Por Ricardo Rivas, periodista
En 1971, el periodista y escritor uruguayo – rioplatense– Eduardo Galeano, en un cuento maravilloso incluido en “Las venas abiertas de América Latina”, cuenta que cuando Diego, de corta edad, vio por primera vez el mar, le dijo a su padre: “¡Ayúdame a mirar!”. El pequeño había nacido en Tacuarembó, 395 kilómetros al norte de Montevideo; unos 1.070 kilómetros al sur de Asunción; y unos 977 kilómetros al sudeste de Mar del Plata, lugar preciso hasta donde me lleva el recuerdo y donde encalló para siempre, partido en mil pedazos, el Marcelina de Ciriza –el “barco fantasma”–, un orgulloso pesquero botado un 29 de enero de 1960, en Barakaldo, España, cercano a la ría de Bilbao. Envejecido, deteriorado, con Tuke, un flaquísimo perro negro y marrón, de cola truncada, como único tripulante, cortó amarras y se lanzó a lidiar con un mar embravecido por última vez. Solo don Manuel, el “Viejo de los Perros”, que vivía entre los pilotes de un edificio costero enclavado en Playa Grande, una zona elegante marplatense y cuidaba de una treintena de pichichos callejeros, pese al ensordecedor aullido del viento, supo aquella noche, por sus ladridos, que el can dejó atrás la playa para embarcarse.
UNA NOCHE DE TORMENTA
El Atlántico es un océano muy particular. Varios mares en los que, a su vez, desaguan miles de ríos –como el Kadagua convergen sobre sus aguas no pocas veces agitadas. Separan a Barakaldo de Mar del Plata unas 19.600 millas náuticas hacia el sudoeste.
El 19 de junio de 1991, un clima impiadoso, con vientos huracanados, azota la costa marplatense. Se ordenó el cierre del puerto y de la estación aérea. A la población se le sugirió no salir a la calle de no ser imprescindible. Con el inicio del nuevo día, en la medianoche, Eolo sopló con fuerza máxima. Por momentos, desde el sur y aunque rápidamente cambiaban para castigar la costa desde el este. Los vecinos, detrás de sus ventanas, se esforzaban por ver un mar invisible. Sin embargo, entre tanta negritud, algunas luces débiles surfeaban olas de más de 9 metros. No faltaron quienes se comunicaron con las radios y los canales de TV para reportar que “desde un barco en el mar, pero muy cerca de la costa, hacen señas de auxilio con las luces”. ¿Fantasía, imaginación? Las autoridades portuarias lanzaron un alerta. No hicieron, no pudieron, no supieron o no quisieron hacer mucho más. Algún prefecto me explicó que “con mar gruesa es muy peligroso salir del puerto y mantener el rumbo por el canal sin destrozar la nave”. La curiosidad profesional suele incomodar. “¿Y ese pesquero cómo logró salir?”, pregunté. La respuesta fue una silenciosa mueca de disgusto. “¿Nadie lo vio partir, prepararse para navegar…?”, insistí. La espalda color arena del abrigo naval categorizó como última palabra. El silencio también comunica. A veces, dice todo o casi todo.

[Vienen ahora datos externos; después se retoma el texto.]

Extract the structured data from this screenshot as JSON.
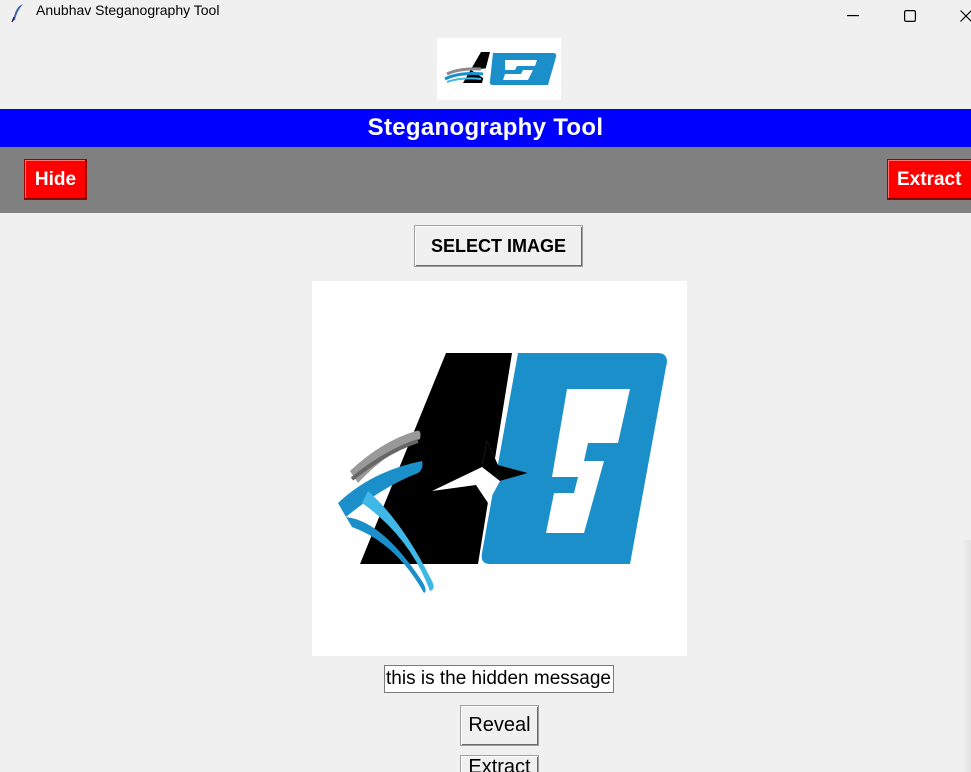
{
  "window": {
    "title": "Anubhav Steganography Tool",
    "icon": "feather-icon",
    "controls": [
      "minimize-icon",
      "maximize-icon",
      "close-icon"
    ]
  },
  "header": {
    "logo_text": "AS",
    "banner_title": "Steganography Tool"
  },
  "nav": {
    "hide_label": "Hide",
    "extract_label": "Extract"
  },
  "main": {
    "select_image_label": "SELECT IMAGE",
    "preview_logo_text": "AS",
    "message_value": "this is the hidden message",
    "reveal_label": "Reveal",
    "extract_label": "Extract"
  },
  "colors": {
    "banner": "#0000ff",
    "nav_bar": "#808080",
    "nav_button": "#ff0000",
    "logo_blue": "#1b8fca",
    "logo_black": "#000000"
  }
}
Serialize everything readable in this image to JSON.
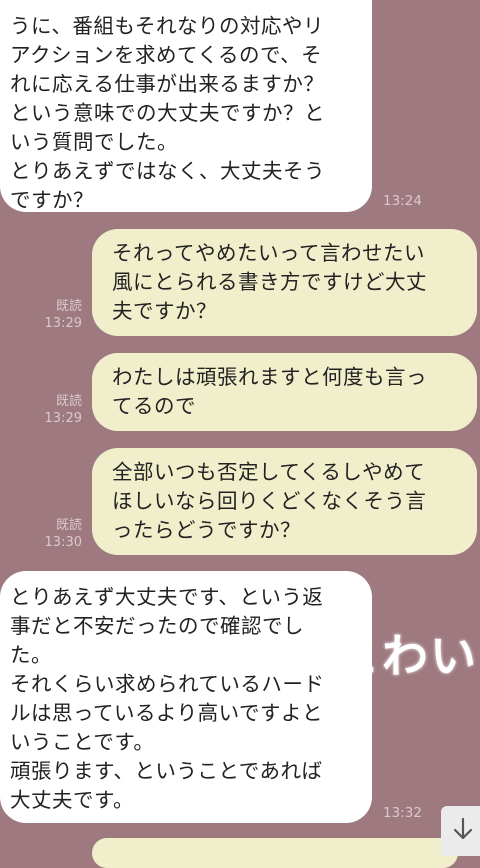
{
  "messages": [
    {
      "text": "うに、番組もそれなりの対応やリ\nアクションを求めてくるので、そ\nれに応える仕事が出来るますか？\nという意味での大丈夫ですか？と\nいう質問でした。\nとりあえずではなく、大丈夫そう\nですか？",
      "time": "13:24"
    },
    {
      "text": "それってやめたいって言わせたい\n風にとられる書き方ですけど大丈\n夫ですか？",
      "read": "既読",
      "time": "13:29"
    },
    {
      "text": "わたしは頑張れますと何度も言っ\nてるので",
      "read": "既読",
      "time": "13:29"
    },
    {
      "text": "全部いつも否定してくるしやめて\nほしいなら回りくどくなくそう言\nったらどうですか？",
      "read": "既読",
      "time": "13:30"
    },
    {
      "text": "とりあえず大丈夫です、という返\n事だと不安だったので確認でし\nた。\nそれくらい求められているハード\nルは思っているより高いですよと\nいうことです。\n頑張ります、ということであれば\n大丈夫です。",
      "time": "13:32"
    }
  ],
  "overlay_text": "こわい",
  "icons": {
    "scroll_down": "arrow-down-icon"
  },
  "colors": {
    "background": "#9e7a80",
    "incoming": "#ffffff",
    "outgoing": "#f1efcb"
  }
}
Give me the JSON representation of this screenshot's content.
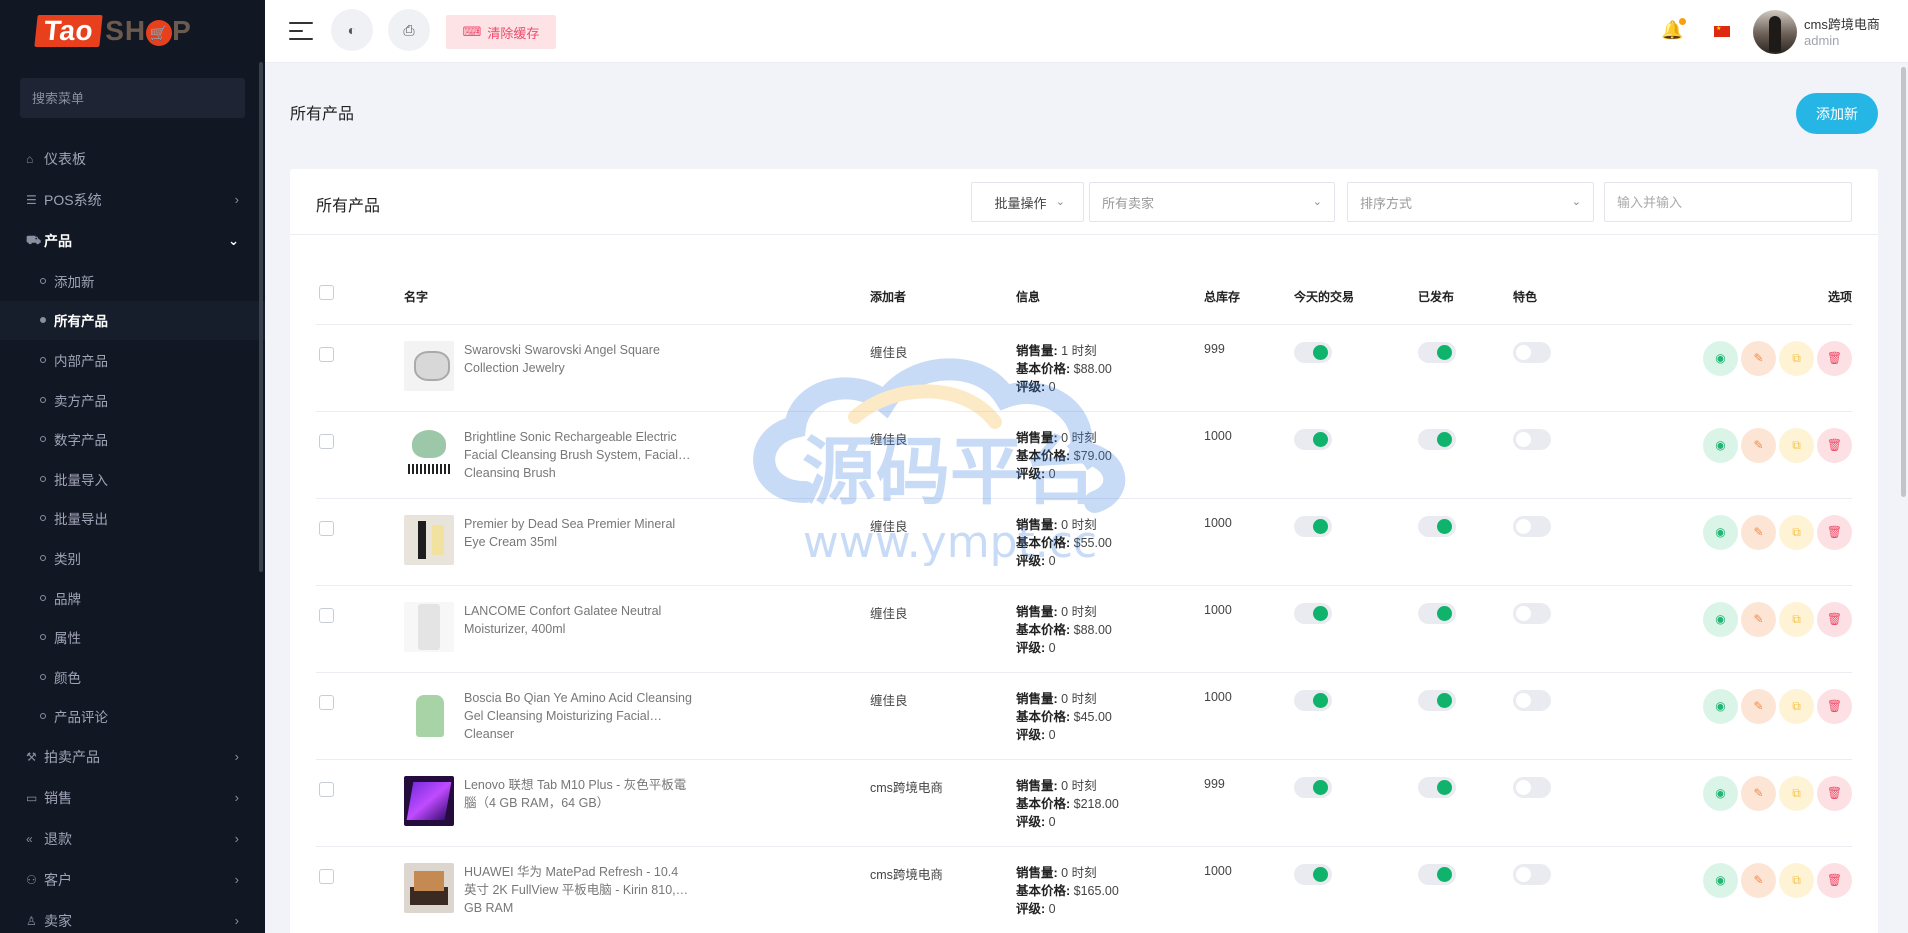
{
  "logo": {
    "part1": "Tao",
    "part2": "SH",
    "part3": "P"
  },
  "sidebar": {
    "search_placeholder": "搜索菜单",
    "items_top": [
      {
        "label": "仪表板",
        "icon": "home-icon",
        "has_chevron": false
      },
      {
        "label": "POS系统",
        "icon": "list-icon",
        "has_chevron": true
      }
    ],
    "products": {
      "label": "产品",
      "sub": [
        {
          "label": "添加新"
        },
        {
          "label": "所有产品",
          "active": true
        },
        {
          "label": "内部产品"
        },
        {
          "label": "卖方产品"
        },
        {
          "label": "数字产品"
        },
        {
          "label": "批量导入"
        },
        {
          "label": "批量导出"
        },
        {
          "label": "类别"
        },
        {
          "label": "品牌"
        },
        {
          "label": "属性"
        },
        {
          "label": "颜色"
        },
        {
          "label": "产品评论"
        }
      ]
    },
    "items_bottom": [
      {
        "label": "拍卖产品",
        "icon": "hammer-icon"
      },
      {
        "label": "销售",
        "icon": "money-icon"
      },
      {
        "label": "退款",
        "icon": "backward-icon"
      },
      {
        "label": "客户",
        "icon": "users-icon"
      },
      {
        "label": "卖家",
        "icon": "user-icon"
      }
    ]
  },
  "header": {
    "clear_cache": "清除缓存",
    "user_name": "cms跨境电商",
    "user_role": "admin"
  },
  "page": {
    "title": "所有产品",
    "add_new": "添加新"
  },
  "card": {
    "title": "所有产品",
    "bulk_action": "批量操作",
    "seller_placeholder": "所有卖家",
    "sort_placeholder": "排序方式",
    "search_placeholder": "输入并输入"
  },
  "table": {
    "headers": {
      "name": "名字",
      "added_by": "添加者",
      "info": "信息",
      "total_stock": "总库存",
      "todays_deal": "今天的交易",
      "published": "已发布",
      "featured": "特色",
      "options": "选项"
    },
    "labels": {
      "sales": "销售量:",
      "base_price": "基本价格:",
      "rating": "评级:"
    },
    "rows": [
      {
        "name": "Swarovski Swarovski Angel Square Collection Jewelry",
        "added_by": "缠佳良",
        "sales": "1 时刻",
        "price": "$88.00",
        "rating": "0",
        "stock": "999",
        "deal": true,
        "published": true,
        "featured": false
      },
      {
        "name": "Brightline Sonic Rechargeable Electric Facial Cleansing Brush System, Facial Cleansing Brush",
        "added_by": "缠佳良",
        "sales": "0 时刻",
        "price": "$79.00",
        "rating": "0",
        "stock": "1000",
        "deal": true,
        "published": true,
        "featured": false
      },
      {
        "name": "Premier by Dead Sea Premier Mineral Eye Cream 35ml",
        "added_by": "缠佳良",
        "sales": "0 时刻",
        "price": "$55.00",
        "rating": "0",
        "stock": "1000",
        "deal": true,
        "published": true,
        "featured": false
      },
      {
        "name": "LANCOME Confort Galatee Neutral Moisturizer, 400ml",
        "added_by": "缠佳良",
        "sales": "0 时刻",
        "price": "$88.00",
        "rating": "0",
        "stock": "1000",
        "deal": true,
        "published": true,
        "featured": false
      },
      {
        "name": "Boscia Bo Qian Ye Amino Acid Cleansing Gel Cleansing Moisturizing Facial Cleanser",
        "added_by": "缠佳良",
        "sales": "0 时刻",
        "price": "$45.00",
        "rating": "0",
        "stock": "1000",
        "deal": true,
        "published": true,
        "featured": false
      },
      {
        "name": "Lenovo 联想 Tab M10 Plus - 灰色平板電腦（4 GB RAM，64 GB）",
        "added_by": "cms跨境电商",
        "sales": "0 时刻",
        "price": "$218.00",
        "rating": "0",
        "stock": "999",
        "deal": true,
        "published": true,
        "featured": false
      },
      {
        "name": "HUAWEI 华为 MatePad Refresh - 10.4 英寸 2K FullView 平板电脑 - Kirin 810,4 GB RAM",
        "added_by": "cms跨境电商",
        "sales": "0 时刻",
        "price": "$165.00",
        "rating": "0",
        "stock": "1000",
        "deal": true,
        "published": true,
        "featured": false
      }
    ]
  },
  "watermark": {
    "text_cn": "源码平台",
    "text_url": "www.ympt.cc"
  },
  "colors": {
    "accent": "#26b6e6",
    "toggle_on": "#10b36b",
    "sidebar_bg": "#111723",
    "danger": "#ef486a"
  }
}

LOS FANTASMAS DEL MARCELINA
Bajo una lluvia torrencial me acerqué a Playa Grande –el hábitat del “hombre de los perros”– en busca de Don Manuel. “¿Tuque está solo a bordo, no pudo saltar?”, pregunté. No lo percibí nervioso ni preocupado. Contestó con una pregunta: “¿Solo? No. Lo acompañan los fantasmas que viven en el Marcelina desde siempre. Son ellos los que gritan, ríen y dan órdenes a marineros y pescadores que alguna vez lo navegaron en el Cantábrico o más allá cuando era un gran barco. Tuque mañana va estar acá, conmigo. Nada bien y tiene aguante”.
La última noche del otoño finalizó. El Marcelina de Ciriza, a un centenar de metros de la costa, donde muere en el mar la Avenida Constitución, a unas 5 millas náuticas del puerto del que fugó, encalló. El mar lo golpeaba incansable. Cincuenta curiosos miraban con asombro. En Playa Grande. Don Manuel, abrigaba con su cuerpo a Tuque. Años más tarde, en Bilbao, quise conocer Astilleros Del Kadagua, la cuna del Marcelina que ya no se ve desde la costa ni siquiera con las bajamares. Con triste asombro comprobé que allí, en el barrio de Burceña, cerca de la ría, solo se mantiene en pie un edificio ruinoso. Todo ha naufragado.